Consider the benefits that accompany an established ITAM system:
- Tracking business performance objectives
- Aligning asset costs to specific needs
- Improving how assets are used
- Reducing time and money spent on unnecessary purchases and training
- Promoting existing resources, as they fit, which employees already know how to use
- Supporting organizational change
- Minimizing risk with ensured, updated software and security
- Complying with auditory and regulatory requirements
When an ITAM system is successfully employed, it typically touches many, if not all, parts of the company. ITAM provides service-oriented teams with data for assets they use so the company can make accurate decisions for users and making changes. On the other hand, finance-related teams get a macro-level view of IT’s balance sheet and compliance.

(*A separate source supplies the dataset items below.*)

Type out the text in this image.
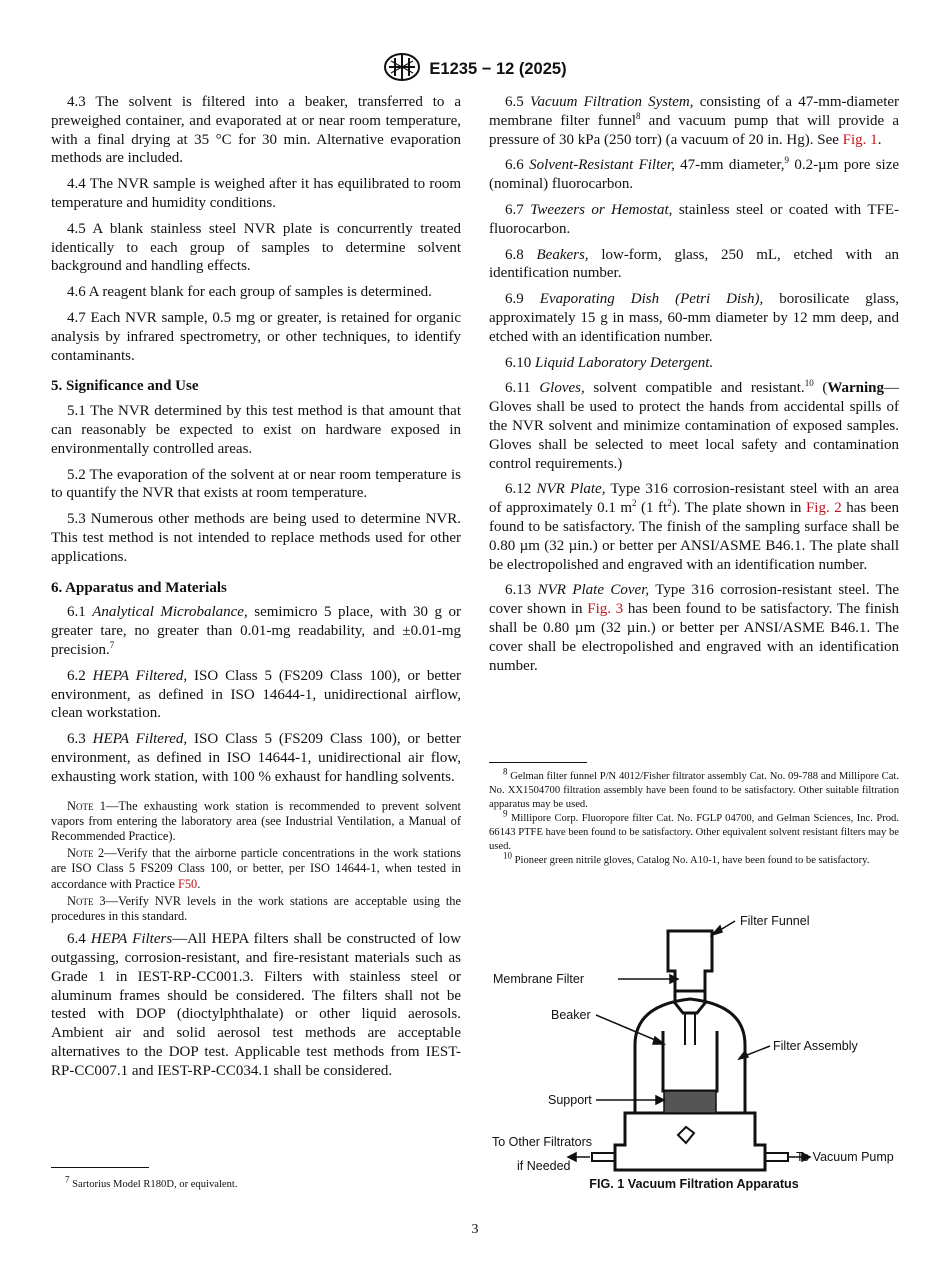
E1235 − 12 (2025)

4.3 The solvent is filtered into a beaker, transferred to a preweighed container, and evaporated at or near room temperature, with a final drying at 35 °C for 30 min. Alternative evaporation methods are included.

4.4 The NVR sample is weighed after it has equilibrated to room temperature and humidity conditions.

4.5 A blank stainless steel NVR plate is concurrently treated identically to each group of samples to determine solvent background and handling effects.

4.6 A reagent blank for each group of samples is determined.

4.7 Each NVR sample, 0.5 mg or greater, is retained for organic analysis by infrared spectrometry, or other techniques, to identify contaminants.

5. Significance and Use

5.1 The NVR determined by this test method is that amount that can reasonably be expected to exist on hardware exposed in environmentally controlled areas.

5.2 The evaporation of the solvent at or near room temperature is to quantify the NVR that exists at room temperature.

5.3 Numerous other methods are being used to determine NVR. This test method is not intended to replace methods used for other applications.

6. Apparatus and Materials

6.1 Analytical Microbalance, semimicro 5 place, with 30 g or greater tare, no greater than 0.01-mg readability, and ±0.01-mg precision.$^7$

6.2 HEPA Filtered, ISO Class 5 (FS209 Class 100), or better environment, as defined in ISO 14644-1, unidirectional airflow, clean workstation.

6.3 HEPA Filtered, ISO Class 5 (FS209 Class 100), or better environment, as defined in ISO 14644-1, unidirectional air flow, exhausting work station, with 100 % exhaust for handling solvents.

Note 1—The exhausting work station is recommended to prevent solvent vapors from entering the laboratory area (see Industrial Ventilation, a Manual of Recommended Practice).

Note 2—Verify that the airborne particle concentrations in the work stations are ISO Class 5 FS209 Class 100, or better, per ISO 14644-1, when tested in accordance with Practice F50.

Note 3—Verify NVR levels in the work stations are acceptable using the procedures in this standard.

6.4 HEPA Filters—All HEPA filters shall be constructed of low outgassing, corrosion-resistant, and fire-resistant materials such as Grade 1 in IEST-RP-CC001.3. Filters with stainless steel or aluminum frames should be considered. The filters shall not be tested with DOP (dioctylphthalate) or other liquid aerosols. Ambient air and solid aerosol test methods are acceptable alternatives to the DOP test. Applicable test methods from IEST-RP-CC007.1 and IEST-RP-CC034.1 shall be considered.

$^7$ Sartorius Model R180D, or equivalent.

6.5 Vacuum Filtration System, consisting of a 47-mm-diameter membrane filter funnel$^8$ and vacuum pump that will provide a pressure of 30 kPa (250 torr) (a vacuum of 20 in. Hg). See Fig. 1.

6.6 Solvent-Resistant Filter, 47-mm diameter,$^9$ 0.2-µm pore size (nominal) fluorocarbon.

6.7 Tweezers or Hemostat, stainless steel or coated with TFE-fluorocarbon.

6.8 Beakers, low-form, glass, 250 mL, etched with an identification number.

6.9 Evaporating Dish (Petri Dish), borosilicate glass, approximately 15 g in mass, 60-mm diameter by 12 mm deep, and etched with an identification number.

6.10 Liquid Laboratory Detergent.

6.11 Gloves, solvent compatible and resistant.$^{10}$ (Warning—Gloves shall be used to protect the hands from accidental spills of the NVR solvent and minimize contamination of exposed samples. Gloves shall be selected to meet local safety and contamination control requirements.)

6.12 NVR Plate, Type 316 corrosion-resistant steel with an area of approximately 0.1 $m^2$ (1 $ft^2$). The plate shown in Fig. 2 has been found to be satisfactory. The finish of the sampling surface shall be 0.80 µm (32 µin.) or better per ANSI/ASME B46.1. The plate shall be electropolished and engraved with an identification number.

6.13 NVR Plate Cover, Type 316 corrosion-resistant steel. The cover shown in Fig. 3 has been found to be satisfactory. The finish shall be 0.80 µm (32 µin.) or better per ANSI/ASME B46.1. The cover shall be electropolished and engraved with an identification number.

$^8$ Gelman filter funnel P/N 4012/Fisher filtrator assembly Cat. No. 09-788 and Millipore Cat. No. XX1504700 filtration assembly have been found to be satisfactory. Other suitable filtration apparatus may be used.

$^9$ Millipore Corp. Fluoropore filter Cat. No. FGLP 04700, and Gelman Sciences, Inc. Prod. 66143 PTFE have been found to be satisfactory. Other equivalent solvent resistant filters may be used.

$^{10}$ Pioneer green nitrile gloves, Catalog No. A10-1, have been found to be satisfactory.

Filter Funnel
Membrane Filter
Beaker
Filter Assembly
Support
To Other Filtrators
if Needed
To Vacuum Pump
FIG. 1 Vacuum Filtration Apparatus
3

It can be difficult to quantify the value of modern IT asset management processes, but we can look to hard numbers for specific software solutions. For example, BMC Discovery for Multi-Cloud contributes to an IT asset management program by automating asset discovery and dependency mapping across data centers and multi-cloud services.
According to the IDC White Paper titled “The Business value of BMC Discovery Software”, organizations that deploy this solution can expect to achieve benefits worth +$35,000 per 100 servers ($4.5 million total per organization on average). This is realized through a combination of IT staff productivity gains, risk mitigation (and related user productivity benefits), IT infrastructure cost reduction, and additional business productivity benefits such as application performance and scalability.
When an organization is evaluating and later configuring an ITAM system, there are many key criteria to consider, including:
- Which assets you have and how they are expensed
- What you’re tracking – the real-time status of servers or websites or the physical tracking of assets
- Personnel resources – how much time is currently being spent on IT asset management and what is the potential cost savings of an automated solution
- Budgeting and Use Cases – which parts of the organization can contribute to the upfront costs associated with an advanced ITAM system – and how that contribution will be offset by the overall gains realized by the solution
- Customization – what are the requirements for your organization’s needs for customization. This could be based on pre-existing ITAM processes that are in place, based on ITIL Service Asset and Configuration Management, or could be based on organization-specific needs or software configurations
- Integration with help desk ticketing, services and/or other IT services/solutions
With businesses moving at the speed of digital innovation, there is not only more to manage, but it is more imperative to effectively manage all the assets to maximize the bottom line. ITAM systems offer a much better way to manage it all. Take advantage of cloud-based ITAM systems to stay on top of business needs, encourage smart and measurable change, and minimize inherent security risks.